Self-custody and No Downtimes
“When you sign up for electronic banking (e-banking), your bank will typically provide you with a unique username and password that you can use to access your account online. However, e-banking systems can experience technical glitches or downtime, which can prevent customers from accessing their accounts or making transactions. This can be frustrating and may require customers to contact customer support for assistance,” says Yang Lan, co-founder of Fiat24.
“What we have done at Fiat24 is to recreate some of the services which banks provide directly on the blockchain. One difference is that we don’t issue usernames and passwords, but rather our clients sign in and access their dashboard directly via their self-custody crypto wallet.
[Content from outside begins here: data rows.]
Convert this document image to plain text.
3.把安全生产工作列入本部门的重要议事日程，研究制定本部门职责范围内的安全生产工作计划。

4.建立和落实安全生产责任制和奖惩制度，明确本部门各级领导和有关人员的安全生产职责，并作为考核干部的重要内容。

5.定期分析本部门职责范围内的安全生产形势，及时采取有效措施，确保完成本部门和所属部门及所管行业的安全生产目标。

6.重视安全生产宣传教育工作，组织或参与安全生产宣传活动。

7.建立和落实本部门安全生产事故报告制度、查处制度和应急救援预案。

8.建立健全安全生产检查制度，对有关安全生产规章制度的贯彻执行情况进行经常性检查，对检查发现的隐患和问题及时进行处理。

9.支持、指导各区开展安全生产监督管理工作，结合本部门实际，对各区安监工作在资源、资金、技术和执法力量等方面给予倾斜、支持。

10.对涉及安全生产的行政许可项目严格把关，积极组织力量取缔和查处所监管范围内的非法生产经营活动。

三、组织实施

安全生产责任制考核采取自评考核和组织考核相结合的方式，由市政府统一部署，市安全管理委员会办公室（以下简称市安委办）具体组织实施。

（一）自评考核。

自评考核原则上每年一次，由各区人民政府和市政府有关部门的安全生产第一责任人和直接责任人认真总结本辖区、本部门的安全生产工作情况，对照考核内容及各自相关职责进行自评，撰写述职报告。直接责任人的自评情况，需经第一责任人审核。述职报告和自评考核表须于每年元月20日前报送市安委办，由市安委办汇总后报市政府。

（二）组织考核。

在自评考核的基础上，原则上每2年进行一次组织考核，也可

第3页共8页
Another advantage we have is that, because of the nature of blockchain, there is no downtime (no bank holidays or weekends to disrupt transactions being processed) and our clients have 24/7 access to our services.”
Banks can benefit from DeFi solutions
The DeFi space is still evolving and there are risks associated with these solutions, but banks can potentially benefit from the cost savings, efficiency improvements, and new revenue streams that DeFi solutions offer.
To highlight just a few ways:
DeFi solutions can reduce the costs associated with traditional financial services, such as intermediaries and middlemen, which can be eliminated through smart contracts and decentralized platforms. This can help banks reduce their operational costs and offer more competitive pricing to their customers.
Streamlining many financial processes, such as clearing and settlement, by automating them through smart contracts. This can reduce the time and costs associated with traditional financial transactions and improve the speed and efficiency of banking operations.
Greater transparency and accountability in financial transactions can help banks build trust with their customers and improve their reputation. This can also help banks comply with regulatory requirements and reduce the risk of fraud or money laundering.
DeFi as a Disruptor
It is without a doubt that DeFi has the potential to disrupt the traditional financial industry in several ways, but currently, traditional finance has significant advantages, including regulatory compliance, stability, and infrastructure. Traditional financial institutions have established customer bases, reputations, and relationships with other financial institutions that can be difficult for DeFi to replicate.
While DeFi represents a potential disruption to the traditional financial industry, it is not necessarily competing with traditional finance at this time. Both DeFi and TradFi have their own unique advantages and challenges, and it remains to be seen how these two sectors will evolve and potentially intersect in the future.